Franzi entledigt sich hingegen ihrer Mutterschaft mehr und mehr, was ihr unter den gegebenen Umständen sehr leicht gemacht wird. Zweimal am Tag säugt sie noch immer im Stehen, darauf besteht sie auch, aber mehr Betreuungsdienste leistet sie nicht mehr. Sie kümmert sich größtenteils um sich selbst und das tut sie auf der Flucht, dort ist sie nämlich meistens: auf der Flucht, wie Richard Kimble (die Älteren unter uns kennen den noch, die Jüngeren sollen das Internet eben mal sinnvoll nutzen). Bei einer dieser Fluchten reißt sie dann schon mal den Transit im Wohnzimmer nieder und zermalmt ihn unter ihrem darüber stürzenden Leib, was ihre Situation nicht entspannt, weil ihr nämlich augenblicklich die ganze Meute, im Wohnzimmer ausschwärmend, johlend im Nacken sitzt und sie zu Paaren treibt. Welch ein Happening, sich ungehindert ins Wohnzimmer ergießen zu können, Mama im Viereck jagen und alles niederwalzen zu dürfen, was sich einem in den Weg stellt. Wieder was gelernt – Prägungsphase eben.
Wir registrieren heute erstmals Durchfall. Bisher sind wir ja durch alle Anfechtungen geschritten wie Jesus über den See Genezareth. Identifiziert haben wir Ferdi und den Junior, die sich in Lachen entleeren.
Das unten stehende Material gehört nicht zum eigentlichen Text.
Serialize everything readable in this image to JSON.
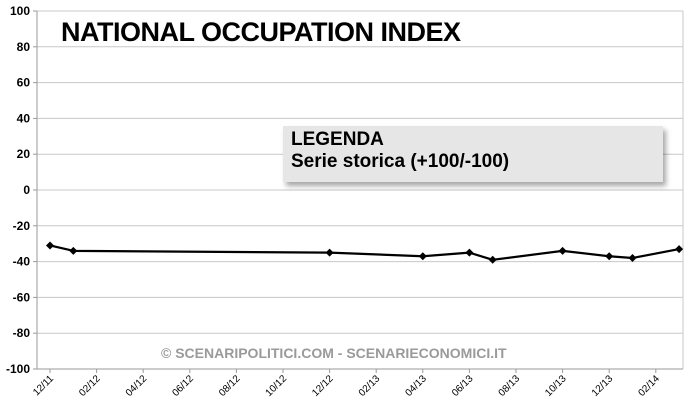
{
  "chart_data": {
    "type": "line",
    "title": "NATIONAL OCCUPATION INDEX",
    "legend": {
      "title": "LEGENDA",
      "entries": [
        "Serie storica (+100/-100)"
      ],
      "placement": "center-right"
    },
    "ylim": [
      -100,
      100
    ],
    "yticks": [
      100,
      80,
      60,
      40,
      20,
      0,
      -20,
      -40,
      -60,
      -80,
      -100
    ],
    "xticks": [
      "12/11",
      "02/12",
      "04/12",
      "06/12",
      "08/12",
      "10/12",
      "12/12",
      "02/13",
      "04/13",
      "06/13",
      "08/13",
      "10/13",
      "12/13",
      "02/14"
    ],
    "grid": true,
    "series": [
      {
        "color": "#000000",
        "points": [
          {
            "x": "12/11",
            "y": -31
          },
          {
            "x": "01/12",
            "y": -34
          },
          {
            "x": "12/12",
            "y": -35
          },
          {
            "x": "04/13",
            "y": -37
          },
          {
            "x": "06/13",
            "y": -35
          },
          {
            "x": "07/13",
            "y": -39
          },
          {
            "x": "10/13",
            "y": -34
          },
          {
            "x": "12/13",
            "y": -37
          },
          {
            "x": "01/14",
            "y": -38
          },
          {
            "x": "03/14",
            "y": -33
          }
        ]
      }
    ]
  },
  "watermark": "© SCENARIPOLITICI.COM - SCENARIECONOMICI.IT"
}
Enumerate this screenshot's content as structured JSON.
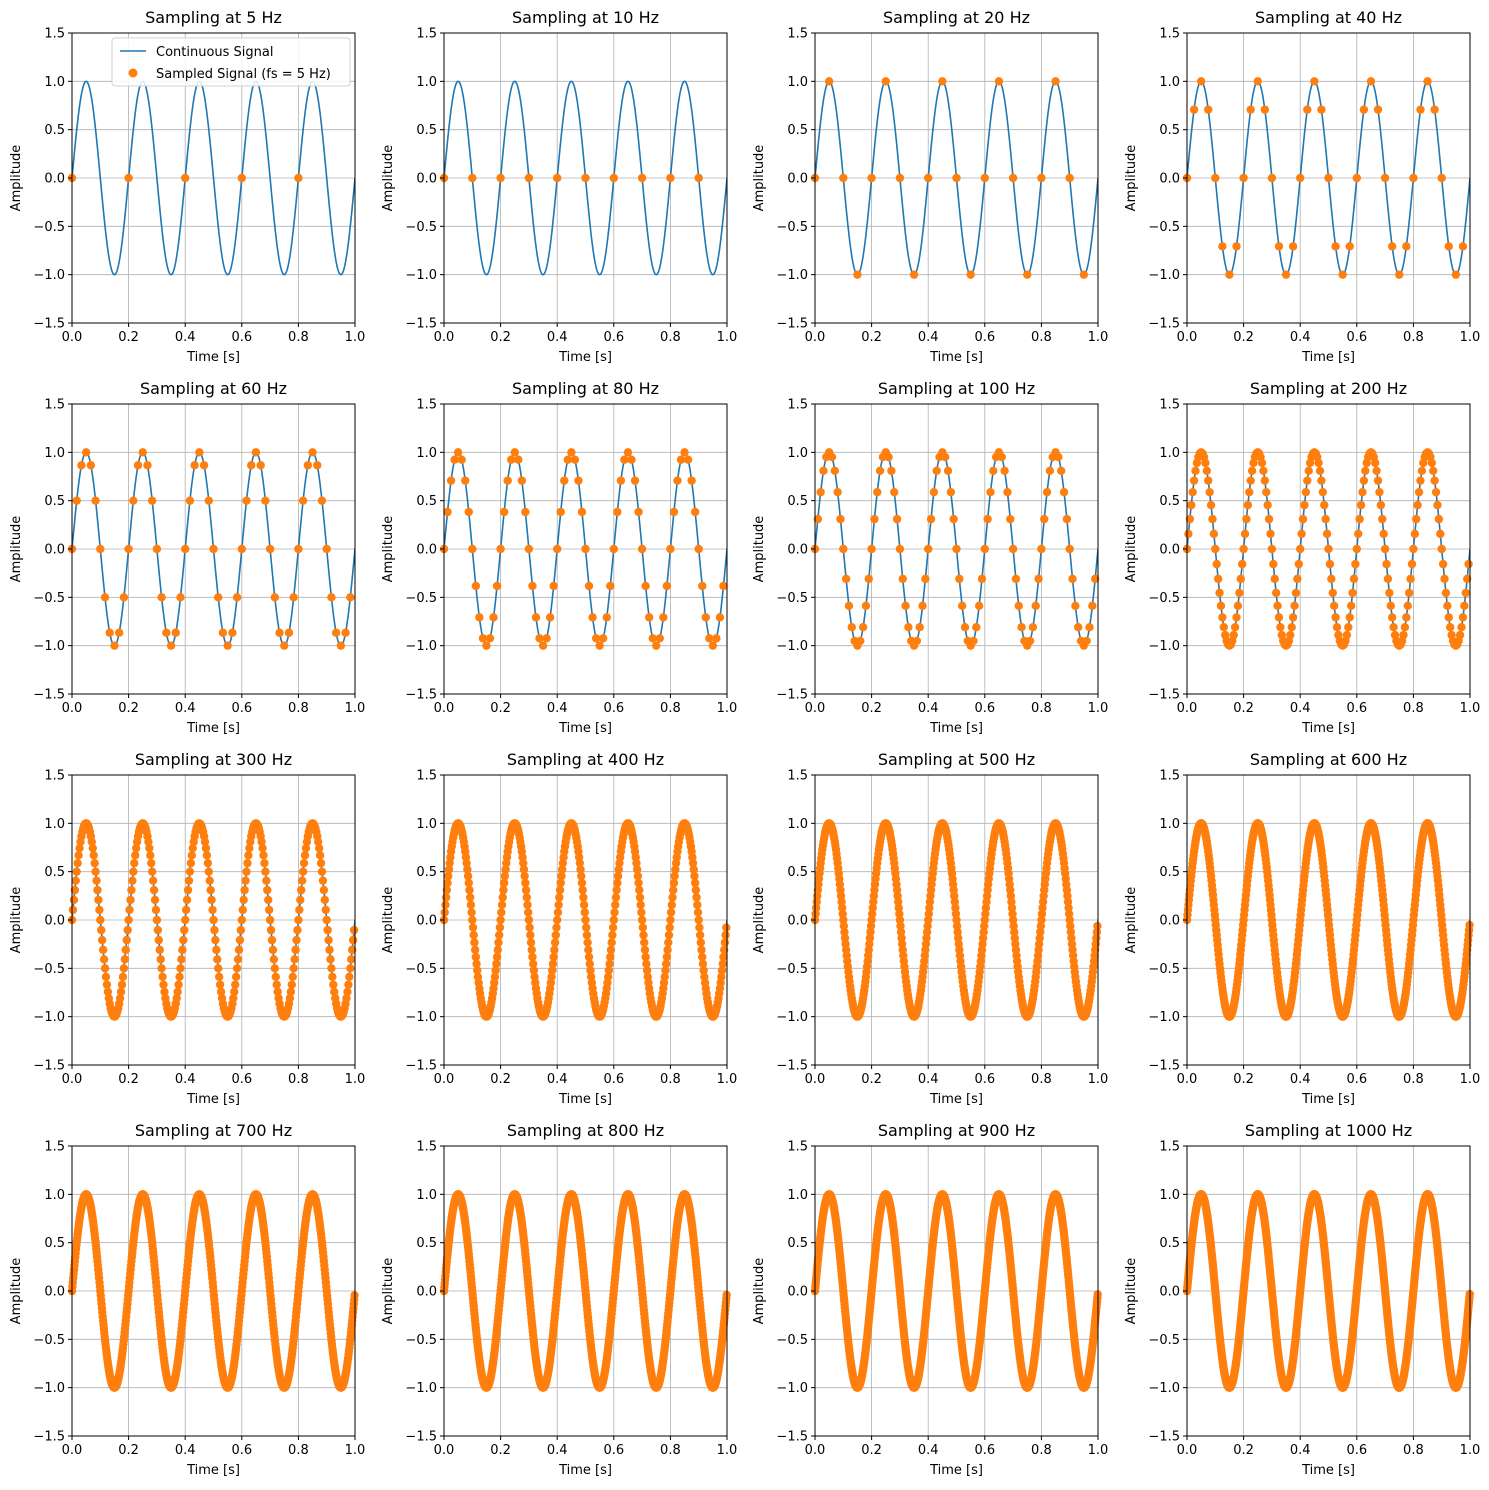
{
  "figure": {
    "xlabel": "Time [s]",
    "ylabel": "Amplitude",
    "xlim": [
      0,
      1
    ],
    "ylim": [
      -1.5,
      1.5
    ],
    "xticks": [
      "0.0",
      "0.2",
      "0.4",
      "0.6",
      "0.8",
      "1.0"
    ],
    "yticks": [
      "−1.5",
      "−1.0",
      "−0.5",
      "0.0",
      "0.5",
      "1.0",
      "1.5"
    ],
    "grid": true,
    "colors": {
      "continuous": "#1f77b4",
      "sampled": "#ff7f0e",
      "grid": "#b0b0b0"
    }
  },
  "legend": {
    "location": "top-right of first panel",
    "entries": [
      "Continuous Signal",
      "Sampled Signal (fs = 5 Hz)"
    ]
  },
  "panels": [
    {
      "title": "Sampling at 5 Hz"
    },
    {
      "title": "Sampling at 10 Hz"
    },
    {
      "title": "Sampling at 20 Hz"
    },
    {
      "title": "Sampling at 40 Hz"
    },
    {
      "title": "Sampling at 60 Hz"
    },
    {
      "title": "Sampling at 80 Hz"
    },
    {
      "title": "Sampling at 100 Hz"
    },
    {
      "title": "Sampling at 200 Hz"
    },
    {
      "title": "Sampling at 300 Hz"
    },
    {
      "title": "Sampling at 400 Hz"
    },
    {
      "title": "Sampling at 500 Hz"
    },
    {
      "title": "Sampling at 600 Hz"
    },
    {
      "title": "Sampling at 700 Hz"
    },
    {
      "title": "Sampling at 800 Hz"
    },
    {
      "title": "Sampling at 900 Hz"
    },
    {
      "title": "Sampling at 1000 Hz"
    }
  ],
  "chart_data": {
    "type": "line",
    "signal": {
      "function": "sin",
      "frequency_hz": 5,
      "amplitude": 1,
      "t_range": [
        0,
        1
      ]
    },
    "sampling_rates_hz": [
      5,
      10,
      20,
      40,
      60,
      80,
      100,
      200,
      300,
      400,
      500,
      600,
      700,
      800,
      900,
      1000
    ],
    "series": [
      {
        "name": "Continuous Signal",
        "style": "line"
      },
      {
        "name": "Sampled Signal (fs = 5 Hz)",
        "style": "markers"
      }
    ],
    "xlabel": "Time [s]",
    "ylabel": "Amplitude",
    "xlim": [
      0,
      1
    ],
    "ylim": [
      -1.5,
      1.5
    ],
    "grid": true
  }
}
Wir haben endlich wieder Morastteiche in der Küche- züchterisches Endzeit-Glück… Fanni verweigert dann abends die Mahlzeit und ist augenscheinlich etwas krank. Wir vermuten bei ihr, dass sie sich etwas verkühlt hat, weil wir sie gestern Abend beim Einsammeln hinterm Hundekorb vergessen haben, wo sie zusammengekauert im Dunkeln lag. Erst nach über einer halben Stunde und wiederholten Zählappellen war klar, da fehlt was Blondes. Vielleicht war das zu viel Nachtfrost, der bei etwa 4° C eigentlich kein Frost war, aber so ein nackter Welpenbauch ist halt sehr empfindlich. Wir werden sehen. Und morgen ist Weihnachten, da ist ja seit 2000 Jahren die Erlösung allen Übels die Zentralbotschaft. Was soll uns da etwas anhaben?